Package Of Public Lands Bills Expected To Face House Vote Next Week
Wilderness protection, a permanent ban on uranium mining near Grand Canyon National Park, and measures that would protect rivers are in a package of public lands legislation expected to reach the House floor for a vote next week.
A number of bills that failed to gain passage in the last Congress are included in this package that U.S. Rep. Raúl Grijalva, D-Arizona, expects will come up for a floor vote on Wednesday.
The package includes Grijalva’s Grand Canyon Protection Act, which was introduced as a standalone bill on Monday; Rep. Joe Neguse’s (D-Colo.) Colorado Outdoor Recreation and Economy Act; and a collection of bills introduced in the last Congress as a package by Rep. Diana DeGette (D-Colo.) under the heading Protecting America’s Wilderness Act.
The bills introduced in the previous Congress as the Protecting America’s Wilderness Act heading and now included in the new package are:
- San Gabriel Mountains Foothills and Rivers Protection Act, Rep. Judy Chu (D-Calif.)
- Colorado Wilderness Act, Rep. Diana DeGette (D-Colo.)
- Northwest California Wilderness, Recreation, and Working Forests Act, Rep. Jared Huffman (D-Calif.)
- Central Coast Heritage Protection Act, Rep. Salud Carbajal (D-Calif.)
- Wild Olympics Wilderness and Wild and Scenic Rivers Act, Rep. Derek Kilmer (D-Wash.)
- Rim of the Valley Corridor Preservation Act, Rep. Adam Schiff (D-Calif.)

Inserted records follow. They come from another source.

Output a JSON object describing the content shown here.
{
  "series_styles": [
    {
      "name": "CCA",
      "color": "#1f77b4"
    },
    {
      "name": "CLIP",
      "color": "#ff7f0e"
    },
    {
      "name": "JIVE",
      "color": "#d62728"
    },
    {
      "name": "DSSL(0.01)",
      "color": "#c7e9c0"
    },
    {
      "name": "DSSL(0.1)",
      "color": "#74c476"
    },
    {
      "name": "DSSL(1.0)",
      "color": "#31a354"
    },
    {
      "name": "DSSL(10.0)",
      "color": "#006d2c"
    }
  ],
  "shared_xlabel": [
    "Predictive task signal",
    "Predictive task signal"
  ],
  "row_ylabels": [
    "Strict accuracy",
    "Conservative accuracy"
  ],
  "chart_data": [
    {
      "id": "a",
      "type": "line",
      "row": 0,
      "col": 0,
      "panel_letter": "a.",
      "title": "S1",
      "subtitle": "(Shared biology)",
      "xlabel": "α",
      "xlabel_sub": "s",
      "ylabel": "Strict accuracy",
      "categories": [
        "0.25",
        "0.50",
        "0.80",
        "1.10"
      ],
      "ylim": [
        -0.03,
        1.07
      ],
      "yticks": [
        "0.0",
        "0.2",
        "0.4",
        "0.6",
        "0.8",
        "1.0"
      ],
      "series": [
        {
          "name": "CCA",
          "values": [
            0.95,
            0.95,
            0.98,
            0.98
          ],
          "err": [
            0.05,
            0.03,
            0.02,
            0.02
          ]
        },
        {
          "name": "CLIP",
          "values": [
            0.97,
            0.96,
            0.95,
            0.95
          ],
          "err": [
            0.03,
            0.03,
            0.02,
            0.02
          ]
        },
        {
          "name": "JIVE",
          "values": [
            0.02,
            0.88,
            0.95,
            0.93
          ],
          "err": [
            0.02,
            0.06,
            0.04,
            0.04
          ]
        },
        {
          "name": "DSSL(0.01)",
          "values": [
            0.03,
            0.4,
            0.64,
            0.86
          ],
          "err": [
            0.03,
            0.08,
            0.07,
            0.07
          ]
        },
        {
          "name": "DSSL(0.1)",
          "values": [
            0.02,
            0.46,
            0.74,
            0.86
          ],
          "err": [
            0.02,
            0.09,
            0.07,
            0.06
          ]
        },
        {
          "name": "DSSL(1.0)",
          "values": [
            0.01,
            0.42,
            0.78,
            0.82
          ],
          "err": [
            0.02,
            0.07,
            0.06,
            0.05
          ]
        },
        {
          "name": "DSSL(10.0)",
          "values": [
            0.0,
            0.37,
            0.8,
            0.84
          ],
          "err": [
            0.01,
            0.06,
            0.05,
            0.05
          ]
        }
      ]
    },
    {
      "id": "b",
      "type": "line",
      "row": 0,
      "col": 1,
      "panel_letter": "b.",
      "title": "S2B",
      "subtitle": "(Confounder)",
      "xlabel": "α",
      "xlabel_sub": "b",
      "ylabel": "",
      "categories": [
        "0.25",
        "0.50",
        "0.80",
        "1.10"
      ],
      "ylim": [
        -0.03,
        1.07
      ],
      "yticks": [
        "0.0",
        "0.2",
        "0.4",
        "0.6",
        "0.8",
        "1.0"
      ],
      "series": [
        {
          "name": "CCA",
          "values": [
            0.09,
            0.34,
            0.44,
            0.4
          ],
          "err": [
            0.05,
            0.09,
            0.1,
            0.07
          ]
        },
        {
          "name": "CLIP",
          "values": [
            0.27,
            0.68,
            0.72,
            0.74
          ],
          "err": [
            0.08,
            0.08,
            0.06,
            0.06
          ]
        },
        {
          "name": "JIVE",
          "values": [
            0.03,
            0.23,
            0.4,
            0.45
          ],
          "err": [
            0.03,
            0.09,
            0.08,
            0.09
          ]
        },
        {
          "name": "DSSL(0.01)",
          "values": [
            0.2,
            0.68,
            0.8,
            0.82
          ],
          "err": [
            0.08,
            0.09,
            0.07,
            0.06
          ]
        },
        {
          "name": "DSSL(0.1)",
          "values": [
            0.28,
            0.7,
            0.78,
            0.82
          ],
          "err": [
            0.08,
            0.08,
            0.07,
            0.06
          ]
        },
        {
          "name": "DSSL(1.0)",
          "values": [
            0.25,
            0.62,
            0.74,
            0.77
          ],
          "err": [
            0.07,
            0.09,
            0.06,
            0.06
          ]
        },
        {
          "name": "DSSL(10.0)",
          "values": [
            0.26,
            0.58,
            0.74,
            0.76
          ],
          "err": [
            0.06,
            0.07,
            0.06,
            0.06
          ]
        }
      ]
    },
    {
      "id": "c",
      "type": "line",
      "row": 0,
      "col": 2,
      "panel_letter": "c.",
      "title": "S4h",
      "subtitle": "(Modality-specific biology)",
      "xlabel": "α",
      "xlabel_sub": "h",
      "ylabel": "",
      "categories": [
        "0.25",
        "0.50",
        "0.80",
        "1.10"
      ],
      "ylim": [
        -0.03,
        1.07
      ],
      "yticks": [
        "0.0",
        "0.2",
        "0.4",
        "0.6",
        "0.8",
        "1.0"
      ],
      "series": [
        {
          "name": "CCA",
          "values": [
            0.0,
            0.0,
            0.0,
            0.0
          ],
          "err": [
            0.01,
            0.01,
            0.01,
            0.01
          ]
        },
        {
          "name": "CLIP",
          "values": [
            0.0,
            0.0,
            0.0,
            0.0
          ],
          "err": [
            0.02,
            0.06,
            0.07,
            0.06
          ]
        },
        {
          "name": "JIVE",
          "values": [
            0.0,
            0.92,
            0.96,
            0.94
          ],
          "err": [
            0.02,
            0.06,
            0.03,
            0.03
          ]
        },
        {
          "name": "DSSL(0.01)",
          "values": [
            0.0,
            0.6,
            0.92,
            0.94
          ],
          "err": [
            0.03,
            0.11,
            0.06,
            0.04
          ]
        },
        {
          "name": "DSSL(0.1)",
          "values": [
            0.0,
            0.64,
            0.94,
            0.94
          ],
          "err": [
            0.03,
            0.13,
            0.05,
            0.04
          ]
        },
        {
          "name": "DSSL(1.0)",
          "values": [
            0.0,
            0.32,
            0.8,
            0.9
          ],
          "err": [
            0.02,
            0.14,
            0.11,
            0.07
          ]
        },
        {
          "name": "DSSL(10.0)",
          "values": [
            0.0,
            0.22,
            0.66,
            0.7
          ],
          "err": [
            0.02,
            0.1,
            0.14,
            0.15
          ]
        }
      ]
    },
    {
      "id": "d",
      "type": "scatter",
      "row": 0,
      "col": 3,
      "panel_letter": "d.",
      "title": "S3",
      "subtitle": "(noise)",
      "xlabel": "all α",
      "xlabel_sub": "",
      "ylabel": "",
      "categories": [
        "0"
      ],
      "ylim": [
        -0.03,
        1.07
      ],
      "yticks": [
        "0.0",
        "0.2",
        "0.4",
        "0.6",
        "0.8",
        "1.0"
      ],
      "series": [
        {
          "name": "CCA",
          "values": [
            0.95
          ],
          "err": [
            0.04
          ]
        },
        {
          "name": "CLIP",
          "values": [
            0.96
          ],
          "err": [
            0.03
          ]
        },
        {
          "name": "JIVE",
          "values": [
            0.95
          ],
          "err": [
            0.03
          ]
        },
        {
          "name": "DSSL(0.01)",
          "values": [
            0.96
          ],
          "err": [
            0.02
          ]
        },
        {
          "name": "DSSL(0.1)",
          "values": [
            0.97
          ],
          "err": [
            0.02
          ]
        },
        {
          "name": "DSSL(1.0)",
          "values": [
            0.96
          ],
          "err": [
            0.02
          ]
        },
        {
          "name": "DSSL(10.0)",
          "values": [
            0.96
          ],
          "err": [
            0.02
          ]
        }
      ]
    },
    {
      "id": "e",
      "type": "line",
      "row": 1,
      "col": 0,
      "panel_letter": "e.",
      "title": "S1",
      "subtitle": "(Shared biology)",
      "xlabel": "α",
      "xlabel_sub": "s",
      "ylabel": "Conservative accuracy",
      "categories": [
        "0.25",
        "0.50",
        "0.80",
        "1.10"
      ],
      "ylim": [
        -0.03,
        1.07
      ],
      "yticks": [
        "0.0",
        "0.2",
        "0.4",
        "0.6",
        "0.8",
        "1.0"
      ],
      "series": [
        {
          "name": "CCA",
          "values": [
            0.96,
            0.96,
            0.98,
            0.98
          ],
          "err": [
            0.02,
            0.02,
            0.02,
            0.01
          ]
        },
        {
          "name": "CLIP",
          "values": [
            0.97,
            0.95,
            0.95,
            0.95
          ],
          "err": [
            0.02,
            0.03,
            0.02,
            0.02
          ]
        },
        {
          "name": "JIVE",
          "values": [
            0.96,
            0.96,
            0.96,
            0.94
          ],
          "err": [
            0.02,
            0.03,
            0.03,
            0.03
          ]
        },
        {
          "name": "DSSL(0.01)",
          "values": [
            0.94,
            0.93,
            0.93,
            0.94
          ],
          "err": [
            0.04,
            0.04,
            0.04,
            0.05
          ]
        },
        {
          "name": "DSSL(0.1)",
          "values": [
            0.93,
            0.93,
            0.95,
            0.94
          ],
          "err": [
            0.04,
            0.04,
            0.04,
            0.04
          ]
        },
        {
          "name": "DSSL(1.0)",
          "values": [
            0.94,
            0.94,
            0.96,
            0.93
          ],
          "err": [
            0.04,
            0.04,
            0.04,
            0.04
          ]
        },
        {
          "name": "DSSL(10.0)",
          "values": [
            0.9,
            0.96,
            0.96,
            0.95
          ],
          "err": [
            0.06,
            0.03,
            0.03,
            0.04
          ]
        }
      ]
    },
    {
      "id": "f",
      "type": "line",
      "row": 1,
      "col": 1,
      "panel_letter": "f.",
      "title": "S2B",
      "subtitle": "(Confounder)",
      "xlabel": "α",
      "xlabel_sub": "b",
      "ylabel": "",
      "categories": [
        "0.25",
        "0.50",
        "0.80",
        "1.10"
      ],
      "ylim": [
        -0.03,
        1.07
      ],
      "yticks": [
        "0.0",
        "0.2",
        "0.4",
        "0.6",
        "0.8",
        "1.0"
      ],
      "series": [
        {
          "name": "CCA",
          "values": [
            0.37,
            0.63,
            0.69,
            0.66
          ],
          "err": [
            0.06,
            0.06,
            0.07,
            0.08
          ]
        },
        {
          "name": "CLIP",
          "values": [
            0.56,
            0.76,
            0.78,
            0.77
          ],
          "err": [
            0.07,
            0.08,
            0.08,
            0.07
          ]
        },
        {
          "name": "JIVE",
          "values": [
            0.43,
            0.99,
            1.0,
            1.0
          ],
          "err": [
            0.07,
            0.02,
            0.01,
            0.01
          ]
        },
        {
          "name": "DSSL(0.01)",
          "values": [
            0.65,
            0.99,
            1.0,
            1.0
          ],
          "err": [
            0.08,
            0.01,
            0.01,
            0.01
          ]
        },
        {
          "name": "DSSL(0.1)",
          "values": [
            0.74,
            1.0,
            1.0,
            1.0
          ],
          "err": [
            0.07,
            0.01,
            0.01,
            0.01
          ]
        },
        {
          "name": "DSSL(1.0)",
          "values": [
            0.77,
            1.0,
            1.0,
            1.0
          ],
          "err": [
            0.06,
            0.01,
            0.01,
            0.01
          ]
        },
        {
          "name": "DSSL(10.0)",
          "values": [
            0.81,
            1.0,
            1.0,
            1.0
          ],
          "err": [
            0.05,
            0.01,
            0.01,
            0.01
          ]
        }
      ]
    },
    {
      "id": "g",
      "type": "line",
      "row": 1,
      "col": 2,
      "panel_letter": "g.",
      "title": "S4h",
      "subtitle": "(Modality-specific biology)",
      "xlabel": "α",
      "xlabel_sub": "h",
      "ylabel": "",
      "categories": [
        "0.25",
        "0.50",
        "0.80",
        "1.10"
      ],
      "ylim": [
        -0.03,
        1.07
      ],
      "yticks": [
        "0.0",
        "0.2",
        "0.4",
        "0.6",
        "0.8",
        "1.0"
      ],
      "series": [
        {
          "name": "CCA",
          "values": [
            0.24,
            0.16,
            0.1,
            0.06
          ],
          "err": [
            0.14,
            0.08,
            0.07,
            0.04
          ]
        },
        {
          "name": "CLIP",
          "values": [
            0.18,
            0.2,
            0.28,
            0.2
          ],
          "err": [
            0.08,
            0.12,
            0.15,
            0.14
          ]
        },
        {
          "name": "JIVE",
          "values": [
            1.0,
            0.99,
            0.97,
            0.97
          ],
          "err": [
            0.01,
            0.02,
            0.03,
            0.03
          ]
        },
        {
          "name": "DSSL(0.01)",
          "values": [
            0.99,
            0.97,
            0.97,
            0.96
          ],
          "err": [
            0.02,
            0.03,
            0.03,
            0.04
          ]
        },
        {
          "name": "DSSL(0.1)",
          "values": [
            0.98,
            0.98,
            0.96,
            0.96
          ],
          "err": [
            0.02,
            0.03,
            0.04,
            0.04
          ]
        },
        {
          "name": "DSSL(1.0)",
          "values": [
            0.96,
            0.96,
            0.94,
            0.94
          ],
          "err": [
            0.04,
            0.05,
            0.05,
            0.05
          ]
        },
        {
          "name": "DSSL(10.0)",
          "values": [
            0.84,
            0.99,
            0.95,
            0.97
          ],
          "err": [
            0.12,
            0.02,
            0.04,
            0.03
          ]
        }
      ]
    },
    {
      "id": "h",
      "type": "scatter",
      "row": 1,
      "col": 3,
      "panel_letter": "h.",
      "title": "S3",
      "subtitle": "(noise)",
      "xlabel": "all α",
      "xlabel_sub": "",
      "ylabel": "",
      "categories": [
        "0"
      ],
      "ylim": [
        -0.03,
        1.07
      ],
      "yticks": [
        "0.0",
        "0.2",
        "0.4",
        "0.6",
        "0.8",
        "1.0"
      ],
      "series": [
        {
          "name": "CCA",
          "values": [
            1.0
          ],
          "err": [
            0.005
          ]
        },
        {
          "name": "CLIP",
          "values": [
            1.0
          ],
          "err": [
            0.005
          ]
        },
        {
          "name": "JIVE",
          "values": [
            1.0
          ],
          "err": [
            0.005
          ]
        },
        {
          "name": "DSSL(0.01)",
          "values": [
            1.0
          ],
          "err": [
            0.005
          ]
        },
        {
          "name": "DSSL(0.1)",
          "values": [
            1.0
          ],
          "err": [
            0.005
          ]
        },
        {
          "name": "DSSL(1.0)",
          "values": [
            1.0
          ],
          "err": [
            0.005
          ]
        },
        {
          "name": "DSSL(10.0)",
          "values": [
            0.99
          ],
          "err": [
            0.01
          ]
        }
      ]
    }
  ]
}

The Colorado Wilderness Act would protect some 660,000 acres in Colorado. The 36 areas to be protected under the bill – including Handies Peak, Dolores River Canyon and Little Bookcliffs – "serve as critical habitats for a variety of plants and wildlife," according to a release. "They are also often used by adventurers for a wide-range of outdoor activities, such as hiking, rafting, kayaking, hunting, fishing and mountain climbing."
U.S. Rep. Jared Huffman said his bill “includes protections for wilderness and rivers, but it’s more than that – we’re creating significant new recreation and tourism opportunities, proactively managing forests for fire resilience and watershed health, and remediating harmful trespass marijuana grow sites that have threatened our public lands."
The Wild Olympics Wilderness and Wild and Scenic Rivers Act would protect more than 126,000 acres of public land in Washington as wilderness and 19 rivers and their major tributaries as Wild and Scenic Rivers.
Overall, the Protecting America’s Wilderness and Public Lands Act designates approximately 1.49 million acres of public land as wilderness and incorporates more than 1,000 river miles into the National Wild and Scenic Rivers System. The bill would also withdraw more than 1.2 million acres of public land from new oil and gas and mining claims, ensuring that iconic landscapes like the Grand Canyon and Colorado’s Thompson Divide are permanently protected from the irreversible threats posed by extraction.
You can learn more about the package at this page.
Grijalva on Monday introduced his Grand Canyon bill alongside 16 House Democratic cosponsors to permanently protect the greater Grand Canyon region from new mining claims and the pollution they would produce. Grijalva has made Grand Canyon protection a priority since coming to Congress in 2003, and as chair of the House Natural Resources Committee has drawn together a coalition of Native American communities, conservation advocates, local elected officials, sportsmen and other stakeholders in support of permanently protecting the region from further mining pollution.
The bill – mirroring similar efforts in previous congresses – permanently withdraws slightly more than 1 million acres of federal land north and south of Grand Canyon National Park from eligibility for any future mining claims and leaves valid existing claims intact. The area is currently in the midst of a 20-year moratorium on new claims instituted in 2012 by then-Interior Secretary Ken Salazar. Unless extended, that moratorium will expire in the next decade.
“Of all the places on Earth to protect from mining pollution, the Grand Canyon should be the least controversial,” Grijalva, who chairs the Natural Resources Committee, said Tuesday. “The people of this state, and this country, should never again be subjected to special interest demands that we open the land around one of the wonders of the world to more pollution and exploitation. Nobody, with the exception of a few mining interests and their political apologists, can look into the eyes of the people who live here and say with a straight face that we need to keep having this argument. Protecting the Grand Canyon region is an environmental justice issue, an economic issue, and a moral issue all at the same time, and I’m proud to bring this coalition together to resolve it in the public interest once and for all.”